Из расспросов местного полицейского урядника, служащих при заводе и других лиц мне удалось узнать одно лишь более или менее важное обстоятельство: преступников было 4–5 человек, приезжали они на хорошей рысистой лошади, запряженной в легкие городские дрожки. Возникло предположение, что преступники прибыли из города Борисоглебска Тамбовской губернии, отстоящего в двадцати верстах от места преступления.

На другой день я узнал, что лошадь была рыжей масти в наборной упряжи. Заручившись этими сведениями, я, не теряя времени, выехал в село Новогольское, куда вызвал двух опытных урядников.

Обсудив здесь положение дела, мы, разделившись, отправились по ближайшим селениям Новохоперского и Борисоглебского уездов, с целью отыскания лошади и дрожек, описанных примет и владельца их.

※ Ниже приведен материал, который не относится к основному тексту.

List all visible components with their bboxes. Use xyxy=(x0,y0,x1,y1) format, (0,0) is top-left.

К вечеру другого дня было обнаружено, что такая лошадь и дрожки имеются у крестьянина хутора Нагорное Шлеенкова. Последний был лично мне известен, так как привлекался за принадлежность к секте атетуев (появившейся недавно в Новохоперском уезде, переделанной из хлыстовской секты) и за устройство в своем доме тайных радений этой секты.

Это обстоятельство навело меня на мысль о совершении преступления на заводе шайкой атетуев. По толкованию вожаков секты, для последователей их вменяется в обязанность всеми способами причинять вред православным[22].

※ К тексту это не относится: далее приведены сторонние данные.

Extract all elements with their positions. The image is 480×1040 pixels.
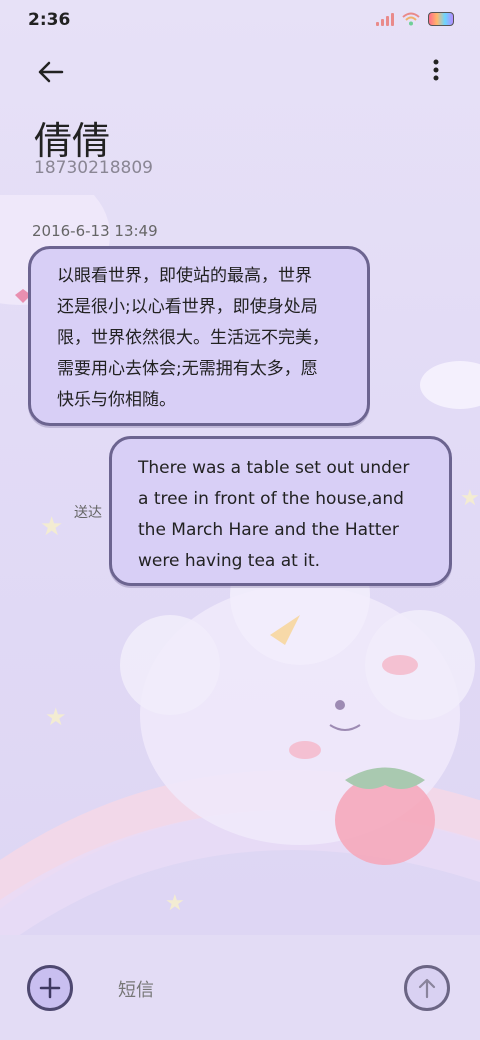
- status-icons: [376, 12, 454, 26]
- svg-text:★: ★: [40, 512, 63, 542]
- arrow-up-icon: [418, 978, 436, 999]
- signal-icon: [376, 12, 394, 26]
- delivery-status: 送达: [74, 505, 102, 521]
- back-button[interactable]: [32, 54, 68, 90]
- message-line: a tree in front of the house,and: [138, 489, 404, 509]
- message-input[interactable]: 短信: [118, 976, 154, 1002]
- message-line: 需要用心去体会;无需拥有太多，愿: [57, 359, 318, 379]
- arrow-left-icon: [38, 61, 64, 83]
- message-line: 限，世界依然很大。生活远不完美，: [57, 328, 329, 348]
- conversation-header: 倩倩 18730218809: [0, 42, 480, 192]
- outgoing-message-bubble[interactable]: There was a table set out under a tree i…: [109, 436, 452, 586]
- add-attachment-button[interactable]: [27, 965, 73, 1011]
- message-timestamp: 2016-6-13 13:49: [32, 222, 158, 240]
- more-options-button[interactable]: [428, 58, 444, 86]
- plus-icon: [39, 977, 61, 999]
- svg-text:★: ★: [165, 891, 185, 916]
- svg-text:★: ★: [45, 703, 67, 731]
- contact-number: 18730218809: [34, 158, 153, 178]
- message-line: 以眼看世界，即使站的最高，世界: [57, 266, 312, 286]
- svg-text:★: ★: [460, 486, 480, 511]
- compose-bar: 短信: [0, 935, 480, 1040]
- incoming-message-bubble[interactable]: 以眼看世界，即使站的最高，世界 还是很小;以心看世界，即使身处局 限，世界依然很…: [28, 246, 370, 426]
- message-line: There was a table set out under: [138, 458, 410, 478]
- message-line: were having tea at it.: [138, 551, 321, 571]
- wifi-icon: [402, 12, 420, 26]
- send-button[interactable]: [404, 965, 450, 1011]
- status-time: 2:36: [28, 10, 71, 30]
- message-line: 还是很小;以心看世界，即使身处局: [57, 297, 318, 317]
- contact-name: 倩倩: [34, 119, 111, 163]
- status-bar: 2:36: [0, 0, 480, 42]
- message-line: 快乐与你相随。: [57, 390, 176, 410]
- battery-icon: [428, 12, 454, 26]
- message-line: the March Hare and the Hatter: [138, 520, 399, 540]
- more-vertical-icon: [433, 59, 439, 81]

Осмотрев лошадь, сбрую и дрожки Шлеенкова и предъявив их свидетелям, я получил категорическое подтверждение, что лошадь и дрожки те самые, на которых приезжали преступники. Затем я произвел самый подробный и тщательный обыск в доме, во дворе и во всех хранилищах заподозренного, причем в избе, в детской люльке, в роговом рожке, бывшем в руках ребенка, оказалось несколько старинных мелких серебряных монет, а в сундуке, стоявшем в клети, несколько фунтов чая.

И то, и другое, по предъявлению потерпевшему, признано за ограбленное из железного сундука вместе с деньгами. Шлеенков был мной арестован при ближайшем волостном правлении.

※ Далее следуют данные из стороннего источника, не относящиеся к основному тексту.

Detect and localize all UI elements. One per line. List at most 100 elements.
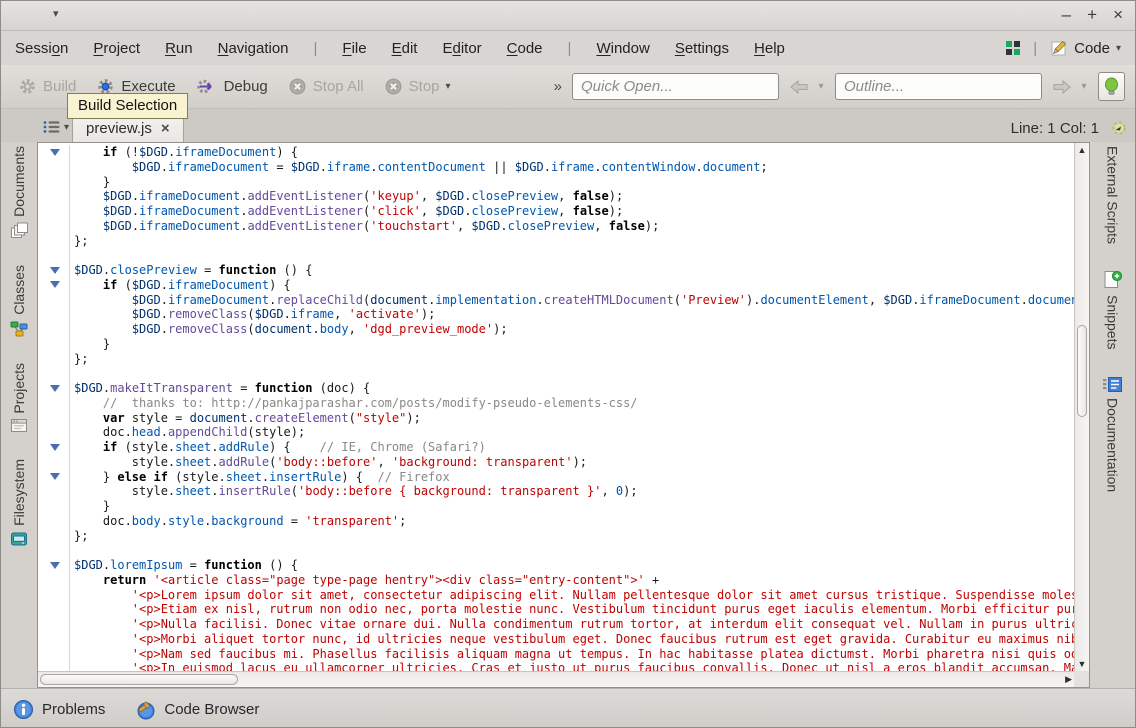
menu-item-code[interactable]: Code (507, 40, 543, 57)
lightbulb-button[interactable] (1098, 72, 1125, 101)
fold-gutter[interactable] (38, 381, 70, 396)
fold-gutter[interactable] (38, 263, 70, 278)
window-menu-icon[interactable]: ▾ (53, 7, 59, 20)
scroll-right-icon[interactable]: ▶ (1065, 674, 1072, 685)
menu-item-edit[interactable]: Edit (392, 40, 418, 57)
fold-gutter[interactable] (38, 588, 70, 603)
toolbar-overflow-icon[interactable]: » (554, 78, 562, 95)
fold-gutter[interactable] (38, 455, 70, 470)
fold-gutter[interactable] (38, 189, 70, 204)
fold-gutter[interactable] (38, 352, 70, 367)
fold-gutter[interactable] (38, 396, 70, 411)
code-line: '<p>In euismod lacus eu ullamcorper ultr… (38, 661, 1074, 671)
minimize-button[interactable]: – (1062, 5, 1071, 25)
back-arrow-icon[interactable] (785, 73, 813, 100)
dock-button-projects[interactable]: Projects (10, 363, 28, 434)
menu-item-navigation[interactable]: Navigation (218, 40, 289, 57)
area-grid-icon[interactable] (1005, 40, 1021, 56)
outline-input[interactable] (835, 73, 1042, 100)
menu-item-session[interactable]: Session (15, 40, 68, 57)
code-line (38, 248, 1074, 263)
editor-settings-gear-icon[interactable] (1109, 119, 1129, 137)
dock-button-external-scripts[interactable]: External Scripts (1105, 146, 1121, 244)
menu-item-help[interactable]: Help (754, 40, 785, 57)
code-text: $DGD.iframeDocument.addEventListener('cl… (70, 204, 623, 219)
fold-gutter[interactable] (38, 632, 70, 647)
vertical-scroll-thumb[interactable] (1077, 325, 1087, 417)
quick-open-input[interactable] (572, 73, 779, 100)
fold-gutter[interactable] (38, 602, 70, 617)
fold-gutter[interactable] (38, 278, 70, 293)
fold-gutter[interactable] (38, 543, 70, 558)
fold-gutter[interactable] (38, 160, 70, 175)
fold-gutter[interactable] (38, 175, 70, 190)
fold-gutter[interactable] (38, 617, 70, 632)
fold-gutter[interactable] (38, 558, 70, 573)
scroll-up-icon[interactable]: ▲ (1075, 145, 1089, 155)
fold-gutter[interactable] (38, 204, 70, 219)
fold-gutter[interactable] (38, 219, 70, 234)
menu-item-settings[interactable]: Settings (675, 40, 729, 57)
fold-gutter[interactable] (38, 425, 70, 440)
fold-collapse-icon[interactable] (50, 149, 60, 156)
dock-button-classes[interactable]: Classes (10, 265, 28, 337)
menu-item-file[interactable]: File (342, 40, 366, 57)
maximize-button[interactable]: + (1087, 5, 1097, 25)
menu-item-window[interactable]: Window (596, 40, 649, 57)
fold-gutter[interactable] (38, 661, 70, 671)
code-editor[interactable]: if (!$DGD.iframeDocument) { $DGD.iframeD… (37, 142, 1090, 688)
dock-button-documents[interactable]: Documents (10, 146, 29, 239)
fold-gutter[interactable] (38, 647, 70, 662)
back-dropdown-icon[interactable]: ▾ (813, 73, 829, 100)
forward-dropdown-icon[interactable]: ▾ (1076, 73, 1092, 100)
fold-gutter[interactable] (38, 322, 70, 337)
fold-gutter[interactable] (38, 248, 70, 263)
fold-gutter[interactable] (38, 234, 70, 249)
fold-gutter[interactable] (38, 573, 70, 588)
dock-button-code-browser[interactable]: Code Browser (135, 699, 259, 720)
fold-gutter[interactable] (38, 337, 70, 352)
fold-gutter[interactable] (38, 499, 70, 514)
menu-item-editor[interactable]: Editor (442, 40, 481, 57)
fold-gutter[interactable] (38, 366, 70, 381)
fold-gutter[interactable] (38, 484, 70, 499)
fold-collapse-icon[interactable] (50, 473, 60, 480)
dock-button-problems[interactable]: Problems (13, 699, 105, 720)
menubar-separator: | (568, 40, 572, 57)
forward-arrow-icon[interactable] (1048, 73, 1076, 100)
fold-collapse-icon[interactable] (50, 281, 60, 288)
fold-gutter[interactable] (38, 440, 70, 455)
close-button[interactable]: × (1113, 5, 1123, 25)
fold-gutter[interactable] (38, 470, 70, 485)
titlebar[interactable]: ▾ – + × (1, 1, 1135, 31)
code-text: }; (70, 352, 88, 367)
fold-gutter[interactable] (38, 145, 70, 160)
code-view[interactable]: if (!$DGD.iframeDocument) { $DGD.iframeD… (38, 143, 1074, 671)
dock-button-filesystem[interactable]: Filesystem (10, 459, 28, 547)
code-line: } (38, 499, 1074, 514)
fold-gutter[interactable] (38, 293, 70, 308)
dock-button-documentation[interactable]: Documentation (1102, 376, 1123, 492)
menu-item-project[interactable]: Project (93, 40, 140, 57)
horizontal-scroll-thumb[interactable] (40, 674, 238, 685)
scroll-down-icon[interactable]: ▼ (1075, 659, 1089, 669)
fold-collapse-icon[interactable] (50, 562, 60, 569)
fold-gutter[interactable] (38, 514, 70, 529)
dock-button-snippets[interactable]: Snippets (1102, 270, 1123, 349)
area-switcher-code[interactable]: Code ▾ (1049, 39, 1121, 58)
fold-collapse-icon[interactable] (50, 385, 60, 392)
menu-item-run[interactable]: Run (165, 40, 193, 57)
debug-button[interactable]: Debug (189, 73, 275, 100)
code-text (70, 248, 74, 263)
stop-button[interactable]: Stop▾ (377, 73, 458, 100)
code-text: if ($DGD.iframeDocument) { (70, 278, 291, 293)
fold-gutter[interactable] (38, 529, 70, 544)
fold-gutter[interactable] (38, 411, 70, 426)
horizontal-scrollbar[interactable]: ▶ (38, 671, 1074, 687)
fold-collapse-icon[interactable] (50, 444, 60, 451)
tab-close-icon[interactable]: × (161, 121, 170, 136)
vertical-scrollbar[interactable]: ▲ ▼ (1074, 143, 1089, 671)
fold-gutter[interactable] (38, 307, 70, 322)
fold-collapse-icon[interactable] (50, 267, 60, 274)
stop-all-button[interactable]: Stop All (281, 73, 371, 100)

Из собранных далее сведений выяснено, что накануне совершения преступления и после него у Шлеенкова пребывал неизвестный молодой человек, с которым Шлеенков куда-то ездил, возвращался и снова отлучался. Сам Шлеенков об этой личности, как и о самом преступлении на заводе Быценко, отозвался полным незнанием.

Из ранее произведенного расследования в уезде секты хлыстов и атетуев мне известно было, что хлысты и атетуи во главе с их «богородицей», «богом» и «апостолами» свили себе гнездо в глухом и отдаленном селе Ржавце. Поэтому я решил дальнейшие розыски свои перенести туда.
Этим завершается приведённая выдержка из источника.